What You Need to Know About the Twitter IPO
If you thought a Carl Icahn tweet couldn’t be upstaged, you were wrong. Exactly one hour after the closing bell, Twitter announced on its own site that it had filed a confidential S-1 for a planned IPO. This was huge news.
We’ve confidentially submitted an S-1 to the SEC for a planned IPO. This Tweet does not constitute an offer of any securities for sale.
— Twitter (@twitter) September 12, 2013
First, it’s Twitter—the hottest social media site next to Facebook (NASDAQ: FB) and with the younger demographic migrating from Twitter to Facebook en masse, Facebook is running a little scared. Recent Facebook feature rollouts include hashtags, the ability to embed statuses, and the ability for certain media outlets to embed a real-time Facebook feed into its broadcasts—all features Twitter already has that are widely popular.
Second, this is probably the first time many investors have heard of a confidential filing. Under the JOBS Act, a company that has less than $1 billion in sales can file confidentially. Twitter won’t have to disclose financial information until right before its investor road show.
According to Bloomberg, the confidential filing may be an effort to keep the IPO from becoming as overhyped as Facebook. By the time the IPO priced, Facebook opened at a multiple of 107 times trailing 12 month-earnings. As a result, the stock didn’t have that double or triple digit percentage gain on its opening day of trading that underwriters hope for. In fact, the stock dropped 53 percent in its first year of trading.
Twitter doesn’t want to be the giant disappointment that Facebook was in year one.
But along with those two key points, other news surfaced. Twitter will use Goldman Sachs (NYSE: GS) as its underwriter.

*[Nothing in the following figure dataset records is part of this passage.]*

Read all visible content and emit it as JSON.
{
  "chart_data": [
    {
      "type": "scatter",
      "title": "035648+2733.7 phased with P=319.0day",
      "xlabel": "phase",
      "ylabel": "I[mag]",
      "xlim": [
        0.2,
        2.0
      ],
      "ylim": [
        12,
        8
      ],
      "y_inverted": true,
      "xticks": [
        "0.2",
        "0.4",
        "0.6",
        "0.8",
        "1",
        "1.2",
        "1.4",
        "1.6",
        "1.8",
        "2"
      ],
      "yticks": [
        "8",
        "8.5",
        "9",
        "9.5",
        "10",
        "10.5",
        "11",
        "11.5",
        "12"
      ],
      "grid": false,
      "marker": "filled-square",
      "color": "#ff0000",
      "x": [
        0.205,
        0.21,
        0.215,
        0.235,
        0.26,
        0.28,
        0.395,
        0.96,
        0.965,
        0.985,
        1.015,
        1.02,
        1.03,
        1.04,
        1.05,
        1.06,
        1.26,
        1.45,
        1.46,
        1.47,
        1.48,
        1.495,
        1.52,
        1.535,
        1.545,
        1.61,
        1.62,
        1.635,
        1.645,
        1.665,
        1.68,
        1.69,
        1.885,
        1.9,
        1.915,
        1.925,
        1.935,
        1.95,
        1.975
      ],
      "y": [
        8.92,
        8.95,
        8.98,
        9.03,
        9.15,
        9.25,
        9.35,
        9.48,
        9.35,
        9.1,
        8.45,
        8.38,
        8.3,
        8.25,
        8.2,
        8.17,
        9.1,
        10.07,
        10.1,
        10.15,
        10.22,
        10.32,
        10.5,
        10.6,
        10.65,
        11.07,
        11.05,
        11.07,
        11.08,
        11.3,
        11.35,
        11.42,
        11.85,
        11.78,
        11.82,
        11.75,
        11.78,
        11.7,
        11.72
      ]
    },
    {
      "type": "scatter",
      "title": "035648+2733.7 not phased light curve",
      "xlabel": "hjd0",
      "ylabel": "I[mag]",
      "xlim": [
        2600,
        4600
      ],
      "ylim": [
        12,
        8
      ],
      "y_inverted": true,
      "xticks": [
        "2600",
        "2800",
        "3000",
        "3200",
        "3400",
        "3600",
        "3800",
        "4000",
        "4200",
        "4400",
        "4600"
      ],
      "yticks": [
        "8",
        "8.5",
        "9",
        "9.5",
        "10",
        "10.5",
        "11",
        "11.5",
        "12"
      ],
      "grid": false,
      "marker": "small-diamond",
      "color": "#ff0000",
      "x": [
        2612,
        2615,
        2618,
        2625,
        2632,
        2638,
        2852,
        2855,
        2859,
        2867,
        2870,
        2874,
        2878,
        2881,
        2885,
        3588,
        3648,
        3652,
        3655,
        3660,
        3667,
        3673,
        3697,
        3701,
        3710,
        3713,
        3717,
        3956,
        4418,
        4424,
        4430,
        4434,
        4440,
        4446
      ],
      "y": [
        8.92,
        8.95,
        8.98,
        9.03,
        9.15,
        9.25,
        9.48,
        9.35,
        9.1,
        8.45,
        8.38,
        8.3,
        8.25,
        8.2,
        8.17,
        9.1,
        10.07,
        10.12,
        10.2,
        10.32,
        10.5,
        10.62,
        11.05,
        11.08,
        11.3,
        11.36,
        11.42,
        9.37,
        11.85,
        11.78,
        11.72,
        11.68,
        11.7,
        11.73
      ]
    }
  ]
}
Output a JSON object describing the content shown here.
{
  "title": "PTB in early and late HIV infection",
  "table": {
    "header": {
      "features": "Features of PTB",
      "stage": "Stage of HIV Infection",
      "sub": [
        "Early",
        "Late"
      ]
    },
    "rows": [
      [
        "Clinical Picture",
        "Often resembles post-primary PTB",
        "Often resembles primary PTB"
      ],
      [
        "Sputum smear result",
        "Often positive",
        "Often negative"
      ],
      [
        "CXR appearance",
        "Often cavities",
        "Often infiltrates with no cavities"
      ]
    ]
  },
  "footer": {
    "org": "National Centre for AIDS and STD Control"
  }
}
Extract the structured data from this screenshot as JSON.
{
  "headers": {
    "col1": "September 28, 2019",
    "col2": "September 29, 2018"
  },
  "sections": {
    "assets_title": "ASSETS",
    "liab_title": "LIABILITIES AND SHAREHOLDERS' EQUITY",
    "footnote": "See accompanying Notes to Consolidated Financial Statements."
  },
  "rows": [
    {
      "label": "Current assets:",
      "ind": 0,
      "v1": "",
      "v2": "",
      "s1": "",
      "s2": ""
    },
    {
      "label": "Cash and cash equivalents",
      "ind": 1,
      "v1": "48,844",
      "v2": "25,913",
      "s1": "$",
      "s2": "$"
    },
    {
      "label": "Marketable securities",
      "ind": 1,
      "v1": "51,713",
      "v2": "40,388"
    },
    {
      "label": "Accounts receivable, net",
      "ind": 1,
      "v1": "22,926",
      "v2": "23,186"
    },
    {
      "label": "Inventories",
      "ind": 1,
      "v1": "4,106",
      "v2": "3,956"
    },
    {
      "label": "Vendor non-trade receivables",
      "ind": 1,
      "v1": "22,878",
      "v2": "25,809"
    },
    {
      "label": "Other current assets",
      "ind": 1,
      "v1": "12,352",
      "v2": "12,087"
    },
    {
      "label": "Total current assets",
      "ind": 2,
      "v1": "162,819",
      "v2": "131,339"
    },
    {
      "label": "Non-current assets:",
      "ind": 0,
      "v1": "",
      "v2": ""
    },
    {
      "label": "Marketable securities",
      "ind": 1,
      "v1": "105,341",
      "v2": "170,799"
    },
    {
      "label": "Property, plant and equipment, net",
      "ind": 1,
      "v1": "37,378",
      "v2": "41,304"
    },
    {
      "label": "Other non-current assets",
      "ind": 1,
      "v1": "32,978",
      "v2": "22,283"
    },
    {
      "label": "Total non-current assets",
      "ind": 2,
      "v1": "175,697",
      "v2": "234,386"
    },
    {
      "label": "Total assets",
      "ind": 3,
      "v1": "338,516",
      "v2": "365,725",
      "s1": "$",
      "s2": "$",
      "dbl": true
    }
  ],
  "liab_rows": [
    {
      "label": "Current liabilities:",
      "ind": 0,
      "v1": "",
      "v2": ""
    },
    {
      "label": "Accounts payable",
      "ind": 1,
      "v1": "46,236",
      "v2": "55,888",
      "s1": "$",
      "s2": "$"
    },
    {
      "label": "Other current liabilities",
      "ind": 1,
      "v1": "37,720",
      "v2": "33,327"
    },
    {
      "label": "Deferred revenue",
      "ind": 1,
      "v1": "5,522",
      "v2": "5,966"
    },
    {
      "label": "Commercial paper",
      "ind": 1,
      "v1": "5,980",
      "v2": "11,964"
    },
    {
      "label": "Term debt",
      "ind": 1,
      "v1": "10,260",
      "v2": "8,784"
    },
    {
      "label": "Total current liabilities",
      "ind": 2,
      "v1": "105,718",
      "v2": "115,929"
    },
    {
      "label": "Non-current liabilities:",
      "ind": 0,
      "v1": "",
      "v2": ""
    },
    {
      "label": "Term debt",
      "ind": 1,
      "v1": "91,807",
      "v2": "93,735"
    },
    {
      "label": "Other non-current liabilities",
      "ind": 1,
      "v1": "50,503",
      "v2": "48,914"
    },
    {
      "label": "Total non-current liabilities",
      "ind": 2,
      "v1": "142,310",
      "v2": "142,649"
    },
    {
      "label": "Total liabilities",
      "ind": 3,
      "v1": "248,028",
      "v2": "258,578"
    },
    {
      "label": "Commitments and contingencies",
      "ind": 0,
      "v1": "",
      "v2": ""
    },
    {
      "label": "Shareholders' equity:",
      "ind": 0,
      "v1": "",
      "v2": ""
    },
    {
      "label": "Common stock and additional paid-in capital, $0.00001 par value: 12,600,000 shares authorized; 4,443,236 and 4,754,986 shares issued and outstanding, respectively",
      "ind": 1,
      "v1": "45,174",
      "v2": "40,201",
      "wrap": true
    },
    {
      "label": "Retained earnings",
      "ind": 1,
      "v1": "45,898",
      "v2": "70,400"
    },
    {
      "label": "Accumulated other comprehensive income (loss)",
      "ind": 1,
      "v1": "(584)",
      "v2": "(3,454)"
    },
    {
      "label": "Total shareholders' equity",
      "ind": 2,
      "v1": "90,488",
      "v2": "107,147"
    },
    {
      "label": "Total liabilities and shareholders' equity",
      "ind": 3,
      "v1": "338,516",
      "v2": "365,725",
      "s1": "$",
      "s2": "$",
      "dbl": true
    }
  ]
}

Goldman’s chief competitor, Morgan Stanley (NYSE: MS) was left out of the deal. Some insiders speculate that its handling of the Facebook IPO left a bad taste in Twitter’s mouth.
Next, Twitter won’t list on NASDAQ (NASDAQ: NDAQ) with the rest of the sexy tech stocks. Again, its embarrassing handling of the Facebook IPO is likely the reason. The recent outages on the exchange can’t be helping either.
The move didn’t come as much of a surprise for some. Twitter executives spent their summer talking to the major investment banks about the potential IPO and a recent job posting on LinkedIn (NASDAQ: LNKD) for a financial reporting manager to handle regulatory filings gave investors a pretty good indication that the announcement was imminent.
Twitter has an estimated market cap of $10 billion—less than a tenth of Facebook’s value but it has 200 million users and growing fast. Twitter will likely bring in about $500 million in advertising this year and $1 billion in 2014. Speculation is that the IPO will take place in December of this year.
Disclosure: At the time of this writing, Tim Parker had no position in the companies mentioned.